Kamis 16 Nov 2023 09:31 WIB

Demi Netralitas Pemilu, Pejabat Publik Terkait Tim Pemenangan Pilpres Harus Mundur

Bila aparat tak netral, pemilu curang akan picu gejolak masyarakat

Tiga pasangan calon presiden (capres) dan calon wakil presiden (cawapres) memegang nomor urutnya pada Pilpres 2024, di Kantor Komisi Pemilihan Umum (KPU), Jakarta, Selasa (14/11/2023) malam.
Foto: Tangkapan Layar
Tiga pasangan calon presiden (capres) dan calon wakil presiden (cawapres) memegang nomor urutnya pada Pilpres 2024, di Kantor Komisi Pemilihan Umum (KPU), Jakarta, Selasa (14/11/2023) malam.

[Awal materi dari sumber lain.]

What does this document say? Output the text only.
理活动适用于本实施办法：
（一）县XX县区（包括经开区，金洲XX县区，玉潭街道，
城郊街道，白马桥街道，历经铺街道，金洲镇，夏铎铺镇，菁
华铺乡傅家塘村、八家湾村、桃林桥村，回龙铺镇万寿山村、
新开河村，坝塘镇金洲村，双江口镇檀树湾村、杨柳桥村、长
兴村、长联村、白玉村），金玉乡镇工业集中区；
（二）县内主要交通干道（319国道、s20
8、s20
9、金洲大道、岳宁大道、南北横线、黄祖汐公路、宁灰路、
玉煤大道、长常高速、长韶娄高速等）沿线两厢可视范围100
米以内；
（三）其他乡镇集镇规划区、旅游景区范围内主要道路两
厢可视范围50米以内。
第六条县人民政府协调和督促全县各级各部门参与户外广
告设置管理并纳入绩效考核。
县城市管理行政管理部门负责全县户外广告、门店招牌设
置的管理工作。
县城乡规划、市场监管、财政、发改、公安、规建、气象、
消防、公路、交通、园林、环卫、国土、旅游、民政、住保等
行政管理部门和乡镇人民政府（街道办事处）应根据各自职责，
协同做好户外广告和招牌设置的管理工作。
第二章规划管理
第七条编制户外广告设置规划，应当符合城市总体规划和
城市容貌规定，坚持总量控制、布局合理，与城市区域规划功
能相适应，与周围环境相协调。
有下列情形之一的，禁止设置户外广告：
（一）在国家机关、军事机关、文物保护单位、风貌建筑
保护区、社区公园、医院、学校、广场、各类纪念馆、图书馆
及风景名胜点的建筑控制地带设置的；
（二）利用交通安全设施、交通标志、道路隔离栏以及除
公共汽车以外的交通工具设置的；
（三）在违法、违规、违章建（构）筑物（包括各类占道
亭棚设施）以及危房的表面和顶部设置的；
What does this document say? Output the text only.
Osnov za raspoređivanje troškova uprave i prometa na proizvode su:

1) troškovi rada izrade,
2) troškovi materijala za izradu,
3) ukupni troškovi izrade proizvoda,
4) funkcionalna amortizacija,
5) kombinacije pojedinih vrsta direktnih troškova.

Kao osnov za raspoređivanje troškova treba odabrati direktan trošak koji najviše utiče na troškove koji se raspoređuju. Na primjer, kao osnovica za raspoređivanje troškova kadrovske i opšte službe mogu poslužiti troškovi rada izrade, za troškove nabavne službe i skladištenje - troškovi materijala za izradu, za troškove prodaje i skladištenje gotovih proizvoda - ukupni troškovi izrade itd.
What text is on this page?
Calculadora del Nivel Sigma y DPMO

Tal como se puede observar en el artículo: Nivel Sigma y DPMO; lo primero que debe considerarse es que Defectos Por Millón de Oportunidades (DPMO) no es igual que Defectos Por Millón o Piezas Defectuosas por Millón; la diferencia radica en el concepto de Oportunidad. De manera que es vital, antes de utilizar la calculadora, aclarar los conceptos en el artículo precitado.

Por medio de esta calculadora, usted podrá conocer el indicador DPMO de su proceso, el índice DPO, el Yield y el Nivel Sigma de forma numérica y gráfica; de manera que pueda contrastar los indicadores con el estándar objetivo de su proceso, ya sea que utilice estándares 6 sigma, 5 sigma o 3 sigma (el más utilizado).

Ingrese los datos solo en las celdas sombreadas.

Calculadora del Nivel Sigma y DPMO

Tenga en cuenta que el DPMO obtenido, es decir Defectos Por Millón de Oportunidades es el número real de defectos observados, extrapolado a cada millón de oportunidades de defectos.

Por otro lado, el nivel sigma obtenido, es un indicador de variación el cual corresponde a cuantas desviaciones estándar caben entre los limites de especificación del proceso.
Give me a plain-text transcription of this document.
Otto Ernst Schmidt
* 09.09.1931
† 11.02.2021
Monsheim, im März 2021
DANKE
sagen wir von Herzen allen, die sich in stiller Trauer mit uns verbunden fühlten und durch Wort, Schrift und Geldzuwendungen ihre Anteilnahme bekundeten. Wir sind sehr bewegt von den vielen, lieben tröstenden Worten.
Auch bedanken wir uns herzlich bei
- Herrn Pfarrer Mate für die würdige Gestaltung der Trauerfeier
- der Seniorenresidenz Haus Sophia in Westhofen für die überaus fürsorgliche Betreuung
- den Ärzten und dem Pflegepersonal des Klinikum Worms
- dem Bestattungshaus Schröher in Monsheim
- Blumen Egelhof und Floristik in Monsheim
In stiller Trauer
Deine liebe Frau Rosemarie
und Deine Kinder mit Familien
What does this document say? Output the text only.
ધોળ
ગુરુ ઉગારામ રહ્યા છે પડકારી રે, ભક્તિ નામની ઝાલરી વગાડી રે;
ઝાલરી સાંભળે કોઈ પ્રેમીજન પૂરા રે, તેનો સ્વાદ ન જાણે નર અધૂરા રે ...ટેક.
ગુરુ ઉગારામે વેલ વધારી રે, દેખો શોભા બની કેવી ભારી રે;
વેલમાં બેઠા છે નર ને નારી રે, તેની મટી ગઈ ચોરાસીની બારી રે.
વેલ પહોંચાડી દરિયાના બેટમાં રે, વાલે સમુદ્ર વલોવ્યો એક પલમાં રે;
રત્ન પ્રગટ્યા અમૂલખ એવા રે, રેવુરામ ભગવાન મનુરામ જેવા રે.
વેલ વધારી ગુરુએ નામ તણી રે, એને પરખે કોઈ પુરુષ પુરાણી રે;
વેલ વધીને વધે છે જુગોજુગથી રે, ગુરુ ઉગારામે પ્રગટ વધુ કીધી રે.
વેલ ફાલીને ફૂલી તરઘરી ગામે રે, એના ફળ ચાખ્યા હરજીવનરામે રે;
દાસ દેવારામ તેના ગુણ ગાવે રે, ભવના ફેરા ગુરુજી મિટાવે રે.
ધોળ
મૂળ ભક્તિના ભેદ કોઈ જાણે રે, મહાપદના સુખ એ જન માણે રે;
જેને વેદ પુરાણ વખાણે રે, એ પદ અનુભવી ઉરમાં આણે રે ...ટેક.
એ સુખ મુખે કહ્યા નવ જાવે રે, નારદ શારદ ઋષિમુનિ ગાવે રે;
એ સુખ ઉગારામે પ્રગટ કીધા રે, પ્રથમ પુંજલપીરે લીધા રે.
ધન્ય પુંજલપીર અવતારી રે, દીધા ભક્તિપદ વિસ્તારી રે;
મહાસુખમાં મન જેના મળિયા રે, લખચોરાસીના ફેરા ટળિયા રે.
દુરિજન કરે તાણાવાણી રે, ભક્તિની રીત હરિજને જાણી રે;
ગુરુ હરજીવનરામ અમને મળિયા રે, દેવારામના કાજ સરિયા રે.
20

REPUBLIKA.CO.ID, JAKARTA -- Seiring dengan semakin mendekatnya masa kampanye Pemilihan Umum 2024, pada 28 November, para pejabat publik yang terkait tim pemenangan Pilpres dan Pileg didesak untuk segera mengajukan pengunduran diri. Hal ini demi menjaga netralitas ASN, TNI-Polri di lingkungan instansi yang dipimpinnya.

Desakan tersebut disampaikan oleh pengamat militer Selamat Ginting dan pakar komunikasi politik Hendri Satrio dalam acara Menara Perubahan Talks, yang diselenggarakan relawan Menara Perubahan di Jl. Sungai Sambas, Jaksel, Rabu (15/11) pagi.

Selamat Ginting memerinci para pejabat publik yang harus mundur karena berpotensi terjadi benturan kepentingan di instansi yang dipimpinnya di antaranya Mahfud MD (Menko Polhukam), Prabowo Subianto (Menhan), dan Gibran Rakabuming Raka (Walikota Solo).

Sementara itu, Hendri Satrio menambahkan, selain pejabat-pejabat tersebut, para pejabat yang berpotensi mengalami benturan kepentingan karen berasal dari partai politik pendukung Capres-Cawapres tertentu juga harus mundur.

Ia menyebut nama Tri Rismaharini (Mensos), Airlangga Hartarto (Menko Perekonomian), Zulkifli Hasan (Mendag) juga harus mundur dari jabatannya.

"Mereka mimimpin instansi yang kebijakannya bisa mempengaruhi hajat hidup orang banyak," ujar Hendri.

Tegakkan Sapta Marga

Terkait pimpinan TNI Polri yang disebut-sebut All the Presiden Men, Selamat Ginting mengakui semuanya memiliki kedekatan  karena pernah menjabat Kapolri atau Dandim di Solo, saat Jokowi menjadi Walikota Solo sehingga mereka disebut All the President's Men. Namun ia mengingatkan di era Pak Harto dulu All the President's Men itu tidak mampu mengawal Pak Harto, tidak mampu membendung arus massa yanf menginginkannya turun.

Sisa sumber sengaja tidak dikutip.